There could be exceptions where the insolvent heir has been an unrehabilitated insolvent for
many years and where the trustees of the insolvent estate do not lay claim to the inheritance
and other benefits and waive them.
When bequeathing inheritances and other benefits to an unrehabilitated insolvent in a will, or
where there is a possibility of a beneficiary becoming insolvent, the correct wording must be
used in order to ensure that an inheritance and other benefits do not become part of the
insolvent estate.
The insolvent heir should therefore not receive any vested right. The best solution is to
bequeath the inheritance to the trustees of a testamentary trust. The inheritance will then vest
in the hands of the trustees. If the insolvent heir is a beneficiary on a policy, this should be
cancelled and the proceeds paid to the estate to form part of the bequest to the trust.

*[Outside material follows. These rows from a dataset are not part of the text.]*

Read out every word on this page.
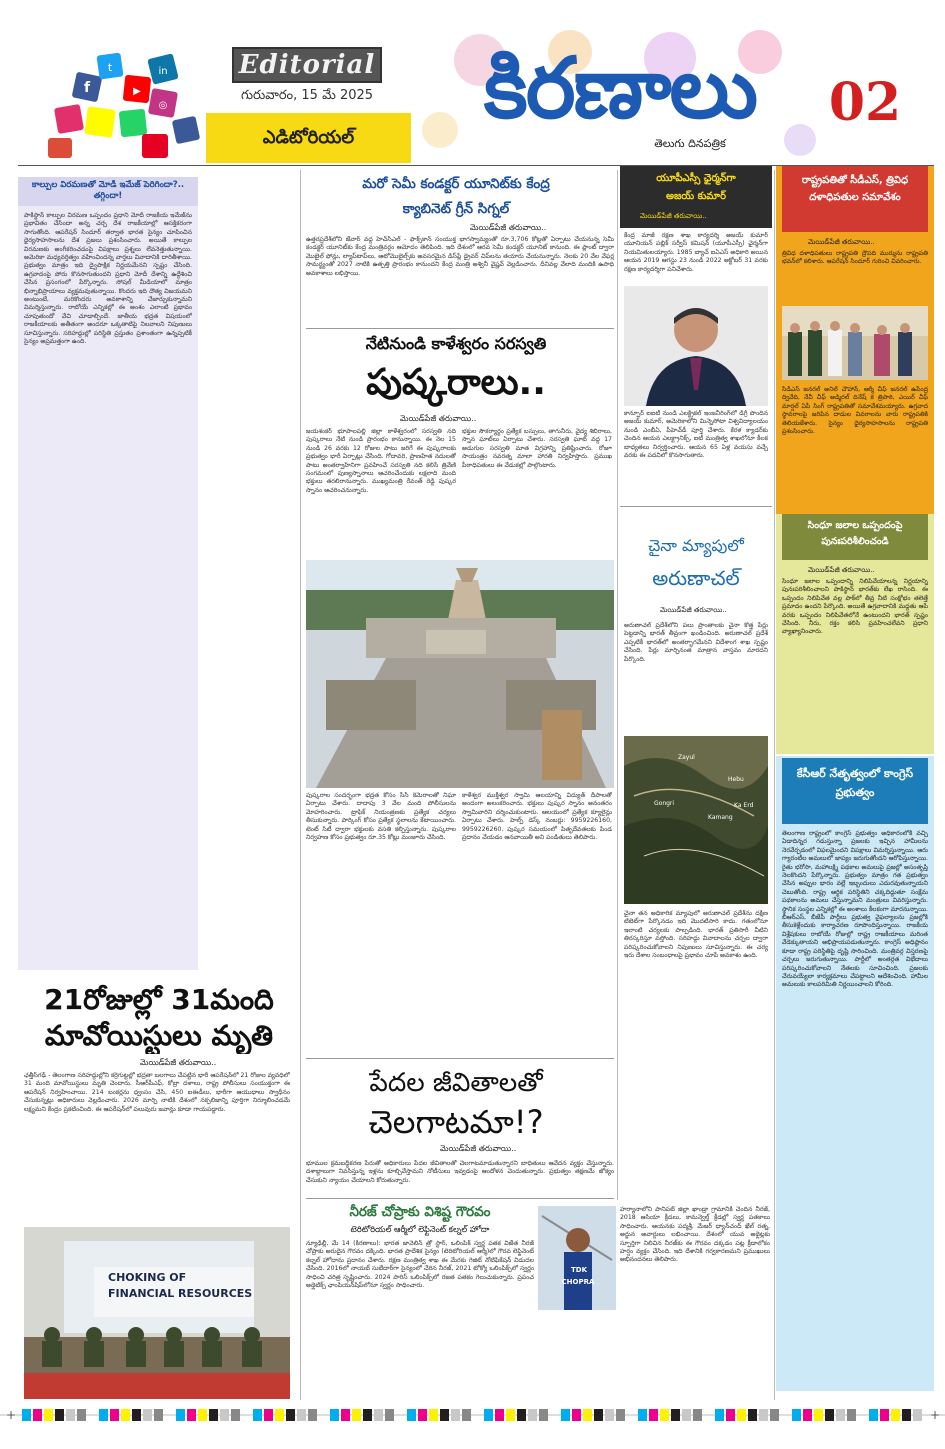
f
t
▶
in
◎
Editorial
గురువారం, 15 మే 2025
ఎడిటోరియల్
కిరణాలు
తెలుగు దినపత్రిక
02
కాల్పుల విరమణతో మోడీ ఇమేజ్ పెరిగిందా?.. తగ్గిందా!
పాకిస్థాన్ కాల్పుల విరమణ ఒప్పందం ప్రధాని మోదీ రాజకీయ ఇమేజ్‌ను ప్రభావితం చేసిందా అన్న చర్చ దేశ రాజకీయాల్లో ఆసక్తికరంగా సాగుతోంది. ఆపరేషన్ సిందూర్ తర్వాత భారత సైన్యం చూపించిన ధైర్యసాహసాలను దేశ ప్రజలు ప్రశంసించారు. అయితే కాల్పుల విరమణకు అంగీకరించడంపై విపక్షాలు ప్రశ్నలు లేవనెత్తుతున్నాయి. అమెరికా మధ్యవర్తిత్వం వహించిందన్న వార్తలు వివాదానికి దారితీశాయి. ప్రభుత్వం మాత్రం ఇది ద్వైపాక్షిక నిర్ణయమేనని స్పష్టం చేసింది. ఉగ్రవాదంపై పోరు కొనసాగుతుందని ప్రధాని మోదీ దేశాన్ని ఉద్దేశించి చేసిన ప్రసంగంలో పేర్కొన్నారు. సోషల్ మీడియాలో మాత్రం భిన్నాభిప్రాయాలు వ్యక్తమవుతున్నాయి. కొందరు ఇది దౌత్య విజయమని అంటుంటే, మరికొందరు అవకాశాన్ని చేజార్చుకున్నామని విమర్శిస్తున్నారు. రాబోయే ఎన్నికల్లో ఈ అంశం ఎలాంటి ప్రభావం చూపుతుందో వేచి చూడాల్సిందే. జాతీయ భద్రత విషయంలో రాజకీయాలకు అతీతంగా అందరూ ఒక్కతాటిపై నిలవాలని నిపుణులు సూచిస్తున్నారు. సరిహద్దుల్లో పరిస్థితి ప్రస్తుతం ప్రశాంతంగా ఉన్నప్పటికీ సైన్యం అప్రమత్తంగా ఉంది.
21రోజుల్లో 31మంది మావోయిస్టులు మృతి
మెయిడ్‌పేజీ తరువాయి..
ఛత్తీస్‌గఢ్ - తెలంగాణ సరిహద్దుల్లోని కర్రెగుట్టల్లో భద్రతా బలగాలు చేపట్టిన భారీ ఆపరేషన్‌లో 21 రోజుల వ్యవధిలో 31 మంది మావోయిస్టులు మృతి చెందారు. సీఆర్‌పీఎఫ్, కోబ్రా దళాలు, రాష్ట్ర పోలీసులు సంయుక్తంగా ఈ ఆపరేషన్ నిర్వహించాయి. 214 బంకర్లను ధ్వంసం చేసి, 450 ఐఈడీలు, భారీగా ఆయుధాలు స్వాధీనం చేసుకున్నట్లు అధికారులు వెల్లడించారు. 2026 మార్చి నాటికి దేశంలో నక్సలిజాన్ని పూర్తిగా నిర్మూలించడమే లక్ష్యమని కేంద్రం ప్రకటించింది. ఈ ఆపరేషన్‌లో పలువురు జవాన్లు కూడా గాయపడ్డారు.
CHOKING OF
FINANCIAL RESOURCES
మరో సెమీ కండక్టర్ యూనిట్‌కు కేంద్ర
క్యాబినెట్ గ్రీన్ సిగ్నల్
మెయిడ్‌పేజీ తరువాయి..
ఉత్తరప్రదేశ్‌లోని జేవార్ వద్ద హెచ్‌సీఎల్ - ఫాక్స్‌కాన్ సంయుక్త భాగస్వామ్యంతో రూ.3,706 కోట్లతో ఏర్పాటు చేయనున్న సెమీ కండక్టర్ యూనిట్‌కు కేంద్ర మంత్రివర్గం ఆమోదం తెలిపింది. ఇది దేశంలో ఆరవ సెమీ కండక్టర్ యూనిట్ కానుంది. ఈ ప్లాంట్ ద్వారా మొబైల్ ఫోన్లు, ల్యాప్‌టాప్‌లు, ఆటోమొబైల్స్‌కు అవసరమైన డిస్‌ప్లే డ్రైవర్ చిప్‌లను తయారు చేయనున్నారు. నెలకు 20 వేల వేఫర్ల సామర్థ్యంతో 2027 నాటికి ఉత్పత్తి ప్రారంభం కానుందని కేంద్ర మంత్రి అశ్వినీ వైష్ణవ్ వెల్లడించారు. దీనివల్ల వేలాది మందికి ఉపాధి అవకాశాలు లభిస్తాయి.
నేటినుండి కాళేశ్వరం సరస్వతి
పుష్కరాలు..
మెయిడ్‌పేజీ తరువాయి..
జయశంకర్ భూపాలపల్లి జిల్లా కాళేశ్వరంలో సరస్వతి నది పుష్కరాలు నేటి నుండి ప్రారంభం కానున్నాయి. ఈ నెల 15 నుండి 26 వరకు 12 రోజుల పాటు జరిగే ఈ పుష్కరాలకు ప్రభుత్వం భారీ ఏర్పాట్లు చేసింది. గోదావరి, ప్రాణహిత నదులతో పాటు అంతర్వాహినిగా ప్రవహించే సరస్వతి నది కలిసే త్రివేణి సంగమంలో పుణ్యస్నానాలు ఆచరించేందుకు లక్షలాది మంది భక్తులు తరలిరానున్నారు. ముఖ్యమంత్రి రేవంత్ రెడ్డి పుష్కర స్నానం ఆచరించనున్నారు.
భక్తుల సౌకర్యార్థం ప్రత్యేక బస్సులు, తాగునీరు, వైద్య శిబిరాలు, స్నాన ఘాట్‌లు ఏర్పాటు చేశారు. సరస్వతి ఘాట్ వద్ద 17 అడుగుల సరస్వతి మాత విగ్రహాన్ని ప్రతిష్టించారు. రోజూ సాయంత్రం నవరత్న మాలా హారతి నిర్వహిస్తారు. ప్రముఖ పీఠాధిపతులు ఈ వేడుకల్లో పాల్గొంటారు.
పుష్కరాల సందర్భంగా భద్రత కోసం సీసీ కెమెరాలతో నిఘా ఏర్పాటు చేశారు. దాదాపు 3 వేల మంది పోలీసులను మోహరించారు. ట్రాఫిక్ నియంత్రణకు ప్రత్యేక చర్యలు తీసుకున్నారు. పార్కింగ్ కోసం ప్రత్యేక స్థలాలను కేటాయించారు. టెంట్ సిటీ ద్వారా భక్తులకు వసతి కల్పిస్తున్నారు. పుష్కరాల నిర్వహణ కోసం ప్రభుత్వం రూ.35 కోట్లు మంజూరు చేసింది.
కాళేశ్వర ముక్తీశ్వర స్వామి ఆలయాన్ని విద్యుత్ దీపాలతో అందంగా అలంకరించారు. భక్తులు పుష్కర స్నానం అనంతరం స్వామివారిని దర్శించుకుంటారు. ఆలయంలో ప్రత్యేక క్యూలైన్లు ఏర్పాటు చేశారు. హెల్ప్ డెస్క్ నంబర్లు: 9959226160, 9959226260. పుష్కర సమయంలో పితృదేవతలకు పిండ ప్రదానం చేయడం ఆనవాయితీ అని పండితులు తెలిపారు.
పేదల జీవితాలతో
చెలగాటమా!?
మెయిడ్‌పేజీ తరువాయి..
భూముల క్రమబద్ధీకరణ పేరుతో అధికారులు పేదల జీవితాలతో చెలగాటమాడుతున్నారని బాధితులు ఆవేదన వ్యక్తం చేస్తున్నారు. దశాబ్దాలుగా నివసిస్తున్న ఇళ్లను కూల్చివేస్తామని నోటీసులు ఇవ్వడంపై ఆందోళన చెందుతున్నారు. ప్రభుత్వం తక్షణమే జోక్యం చేసుకుని న్యాయం చేయాలని కోరుతున్నారు.
నీరజ్ చోప్రాకు విశిష్ట గౌరవం
టెరిటోరియల్ ఆర్మీలో లెఫ్టినెంట్ కల్నల్ హోదా
న్యూఢిల్లీ, మే 14 (కిరణాలు): భారత జావెలిన్ త్రో స్టార్, ఒలింపిక్ స్వర్ణ పతక విజేత నీరజ్ చోప్రాకు అరుదైన గౌరవం దక్కింది. భారత ప్రాదేశిక సైన్యం (టెరిటోరియల్ ఆర్మీ)లో గౌరవ లెఫ్టినెంట్ కల్నల్ హోదాను ప్రదానం చేశారు. రక్షణ మంత్రిత్వ శాఖ ఈ మేరకు గెజిట్ నోటిఫికేషన్ విడుదల చేసింది. 2016లో నాయబ్ సుబేదార్‌గా సైన్యంలో చేరిన నీరజ్, 2021 టోక్యో ఒలింపిక్స్‌లో స్వర్ణం సాధించి చరిత్ర సృష్టించారు. 2024 పారిస్ ఒలింపిక్స్‌లో రజత పతకం గెలుచుకున్నారు. ప్రపంచ అథ్లెటిక్స్ ఛాంపియన్‌షిప్‌లోనూ స్వర్ణం సాధించారు.
TDK
CHOPRA
హర్యానాలోని పానిపట్ జిల్లా ఖాండ్రా గ్రామానికి చెందిన నీరజ్, 2018 ఆసియా క్రీడలు, కామన్వెల్త్ క్రీడల్లో స్వర్ణ పతకాలు సాధించారు. ఆయనకు పద్మశ్రీ, మేజర్ ధ్యాన్‌చంద్ ఖేల్ రత్న, అర్జున అవార్డులు లభించాయి. దేశంలో యువ అథ్లెట్లకు స్ఫూర్తిగా నిలిచిన నీరజ్‌కు ఈ గౌరవం దక్కడం పట్ల క్రీడాలోకం హర్షం వ్యక్తం చేసింది. ఇది దేశానికి గర్వకారణమని ప్రముఖులు అభినందనలు తెలిపారు.
యూపీఎస్సీ ఛైర్మన్‌గా
అజయ్ కుమార్
మెయిడ్‌పేజీ తరువాయి..
కేంద్ర మాజీ రక్షణ శాఖ కార్యదర్శి అజయ్ కుమార్ యూనియన్ పబ్లిక్ సర్వీస్ కమిషన్ (యూపీఎస్సీ) ఛైర్మన్‌గా నియమితులయ్యారు. 1985 బ్యాచ్ ఐఏఎస్ అధికారి అయిన ఆయన 2019 ఆగస్టు 23 నుండి 2022 అక్టోబర్ 31 వరకు రక్షణ కార్యదర్శిగా పనిచేశారు.
కాన్పూర్ ఐఐటీ నుండి ఎలక్ట్రికల్ ఇంజనీరింగ్‌లో డిగ్రీ పొందిన అజయ్ కుమార్, అమెరికాలోని మిన్నెసోటా విశ్వవిద్యాలయం నుండి ఎంబీఏ, పీహెచ్‌డీ పూర్తి చేశారు. కేరళ క్యాడర్‌కు చెందిన ఆయన ఎలక్ట్రానిక్స్, ఐటీ మంత్రిత్వ శాఖలోనూ కీలక బాధ్యతలు నిర్వర్తించారు. ఆయన 65 ఏళ్ల వయసు వచ్చే వరకు ఈ పదవిలో కొనసాగుతారు.
చైనా మ్యాపులో
అరుణాచల్
మెయిడ్‌పేజీ తరువాయి..
అరుణాచల్ ప్రదేశ్‌లోని పలు ప్రాంతాలకు చైనా కొత్త పేర్లు పెట్టడాన్ని భారత్ తీవ్రంగా ఖండించింది. అరుణాచల్ ప్రదేశ్ ఎప్పటికీ భారత్‌లో అంతర్భాగమేనని విదేశాంగ శాఖ స్పష్టం చేసింది. పేర్లు మార్చినంత మాత్రాన వాస్తవం మారదని పేర్కొంది.
Zayul
Hebu
Gongri
Kamang
Ka Erd
చైనా తన అధికారిక మ్యాపులో అరుణాచల్ ప్రదేశ్‌ను దక్షిణ టిబెట్‌గా పేర్కొనడం ఇది మొదటిసారి కాదు. గతంలోనూ ఇలాంటి చర్యలకు పాల్పడింది. భారత్ ప్రతిసారీ వీటిని తిరస్కరిస్తూ వస్తోంది. సరిహద్దు వివాదాలను చర్చల ద్వారా పరిష్కరించుకోవాలని నిపుణులు సూచిస్తున్నారు. ఈ చర్య ఇరు దేశాల సంబంధాలపై ప్రభావం చూపే అవకాశం ఉంది.
రాష్ట్రపతితో సీడీఎస్, త్రివిధ దళాధిపతుల సమావేశం
మెయిడ్‌పేజీ తరువాయి..
త్రివిధ దళాధిపతులు రాష్ట్రపతి ద్రౌపది ముర్మును రాష్ట్రపతి భవన్‌లో కలిశారు. ఆపరేషన్ సిందూర్ గురించి వివరించారు.
సీడీఎస్ జనరల్ అనిల్ చౌహాన్, ఆర్మీ చీఫ్ జనరల్ ఉపేంద్ర ద్వివేది, నేవీ చీఫ్ అడ్మిరల్ దినేష్ కె త్రిపాఠి, ఎయిర్ చీఫ్ మార్షల్ ఏపీ సింగ్ రాష్ట్రపతితో సమావేశమయ్యారు. ఉగ్రవాద స్థావరాలపై జరిపిన దాడుల వివరాలను వారు రాష్ట్రపతికి తెలియజేశారు. సైన్యం ధైర్యసాహసాలను రాష్ట్రపతి ప్రశంసించారు.
సింధూ జలాల ఒప్పందంపై పునఃపరిశీలించండి
మెయిడ్‌పేజీ తరువాయి..
సింధూ జలాల ఒప్పందాన్ని నిలిపివేయాలన్న నిర్ణయాన్ని పునఃపరిశీలించాలని పాకిస్థాన్ భారత్‌కు లేఖ రాసింది. ఈ ఒప్పందం నిలిపివేత వల్ల పాక్‌లో తీవ్ర నీటి సంక్షోభం తలెత్తే ప్రమాదం ఉందని పేర్కొంది. అయితే ఉగ్రవాదానికి మద్దతు ఆపే వరకు ఒప్పందం నిలిపివేతలోనే ఉంటుందని భారత్ స్పష్టం చేసింది. నీరు, రక్తం కలిసి ప్రవహించలేవని ప్రధాని వ్యాఖ్యానించారు.
కేసీఆర్ నేతృత్వంలో కాంగ్రెస్ ప్రభుత్వం
తెలంగాణ రాష్ట్రంలో కాంగ్రెస్ ప్రభుత్వం అధికారంలోకి వచ్చి ఏడాదిన్నర గడుస్తున్నా ప్రజలకు ఇచ్చిన హామీలను నెరవేర్చడంలో విఫలమైందని విపక్షాలు విమర్శిస్తున్నాయి. ఆరు గ్యారంటీల అమలులో జాప్యం జరుగుతోందని ఆరోపిస్తున్నాయి. రైతు భరోసా, మహాలక్ష్మి పథకాల అమలుపై ప్రజల్లో అసంతృప్తి నెలకొందని పేర్కొన్నారు. ప్రభుత్వం మాత్రం గత ప్రభుత్వం చేసిన అప్పుల భారం వల్లే ఇబ్బందులు ఎదురవుతున్నాయని చెబుతోంది. రాష్ట్ర ఆర్థిక పరిస్థితిని చక్కదిద్దుతూ సంక్షేమ పథకాలను అమలు చేస్తున్నామని మంత్రులు వివరిస్తున్నారు. స్థానిక సంస్థల ఎన్నికల్లో ఈ అంశాలు కీలకంగా మారనున్నాయి. బీఆర్ఎస్, బీజేపీ పార్టీలు ప్రభుత్వ వైఫల్యాలను ప్రజల్లోకి తీసుకెళ్లేందుకు కార్యాచరణ రూపొందిస్తున్నాయి. రాజకీయ విశ్లేషకులు రాబోయే రోజుల్లో రాష్ట్ర రాజకీయాలు మరింత వేడెక్కుతాయని అభిప్రాయపడుతున్నారు. కాంగ్రెస్ అధిష్ఠానం కూడా రాష్ట్ర పరిస్థితిపై దృష్టి సారించింది. మంత్రివర్గ విస్తరణపై చర్చలు జరుగుతున్నాయి. పార్టీలో అంతర్గత విభేదాలు పరిష్కరించుకోవాలని నేతలకు సూచించింది. ప్రజలకు చేరువయ్యేలా కార్యక్రమాలు చేపట్టాలని ఆదేశించింది. హామీల అమలుకు కాలపరిమితి నిర్ణయించాలని కోరింది.
+	+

The trustees of the trust must be able to use the trust income as they see fit to the benefit of
the insolvent, his spouse, children and other dependants. The trustees must also be able to
set the termination date and distribute the capital to the insolvent heir, or other beneficiaries
such as his wife, should he die in the interim.
Expert advice is recommended when drawing up a will. The regular revision of a will is again
emphasised, as the testator, if he is still capable of doing so, can amend his will after the
rehabilitation of the heir and make a direct bequest to the heir.